Phenolic resin supply remained plentiful. Domestic plants maintained normal utilization, yet shipments slowed sharply during the holiday shutdown. Overseas orders stayed quiet, buyers in Southeast Asia and the Middle East delayed commitments.
Downstream coatings, insulation, and wood-based panel industries exhibited subdued activity, with downstream companies primarily making purchases based on immediate needs, resulting in a lackluster buying and selling environment. Supply in the wood-based panel segment was sufficient, with industry operating rates steady.
Demand for phenolic resin in the South Korea market also remained limited in the downstream coatings, insulation, and wood-based panel industries due to slow down in the end user construction sector. Downstream industries face significant challenges in the construction sector, where 76.2% of apartment sites experienced delays from raw material shortages, labor strikes, and low enthusiasm for new projects during September.
Asia’s factory activity stayed broadly weak, with regional manufacturing struggling amid US tariff impacts.
South Korea’s petrochemical shipments fell 2.8% year-on-year to $3.71 billion in September, reflecting broader regional manufacturing weakness.
Europe’s phenolic resin prices remained stable during mid-October. Sufficient regional supply met low demand from downstream due to slowdown in the end user construction sector. Eurozone construction output fell again in September; residential projects collapsed while civil workers offered slim support.
German industrial production dropped 4.3% m-o-m on plunging car output, curbing phenolic resin use in automotive coatings. Plants ran at reduced rates per VCI data; high energy costs and port congestion in Hamburg, Antwerp, and Rotterdam trapped exports and swelled inventories.
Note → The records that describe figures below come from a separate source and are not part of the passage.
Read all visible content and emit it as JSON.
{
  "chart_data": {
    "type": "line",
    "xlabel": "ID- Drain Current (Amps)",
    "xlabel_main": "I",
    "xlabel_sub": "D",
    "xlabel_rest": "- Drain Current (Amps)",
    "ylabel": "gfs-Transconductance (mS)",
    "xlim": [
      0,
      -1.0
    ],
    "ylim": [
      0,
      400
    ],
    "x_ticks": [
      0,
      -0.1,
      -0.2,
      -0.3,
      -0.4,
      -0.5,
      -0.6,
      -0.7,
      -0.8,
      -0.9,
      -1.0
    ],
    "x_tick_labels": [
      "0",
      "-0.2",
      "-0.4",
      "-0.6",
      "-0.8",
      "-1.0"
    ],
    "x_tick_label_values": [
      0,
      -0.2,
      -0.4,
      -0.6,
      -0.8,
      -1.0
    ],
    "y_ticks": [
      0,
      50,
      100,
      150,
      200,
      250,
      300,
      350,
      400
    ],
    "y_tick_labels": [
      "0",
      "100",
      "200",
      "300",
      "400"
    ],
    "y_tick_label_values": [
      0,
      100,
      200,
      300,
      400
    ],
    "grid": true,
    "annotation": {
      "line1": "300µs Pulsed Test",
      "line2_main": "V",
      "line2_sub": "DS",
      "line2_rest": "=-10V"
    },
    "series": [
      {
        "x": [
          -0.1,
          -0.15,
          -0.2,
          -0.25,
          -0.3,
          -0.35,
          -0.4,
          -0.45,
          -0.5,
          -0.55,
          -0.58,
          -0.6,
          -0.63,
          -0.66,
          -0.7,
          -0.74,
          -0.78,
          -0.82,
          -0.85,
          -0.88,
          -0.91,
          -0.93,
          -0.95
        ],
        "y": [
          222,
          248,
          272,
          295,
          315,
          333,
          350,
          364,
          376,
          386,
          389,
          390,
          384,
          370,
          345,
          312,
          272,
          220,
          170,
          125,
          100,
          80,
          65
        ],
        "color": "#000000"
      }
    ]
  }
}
Logistical bottlenecks persisted at the European ports further slowed shipments and increased the phenolic resin inventory on the sites.
Asia’s phenolic resin prices may rise in coming month as seasonal construction recovery lifts demand and restocking gains pace. Europe’s phenolic resin prices could fall amid persistent construction slowdown and macroeconomic pressures weighing on industrial resin use.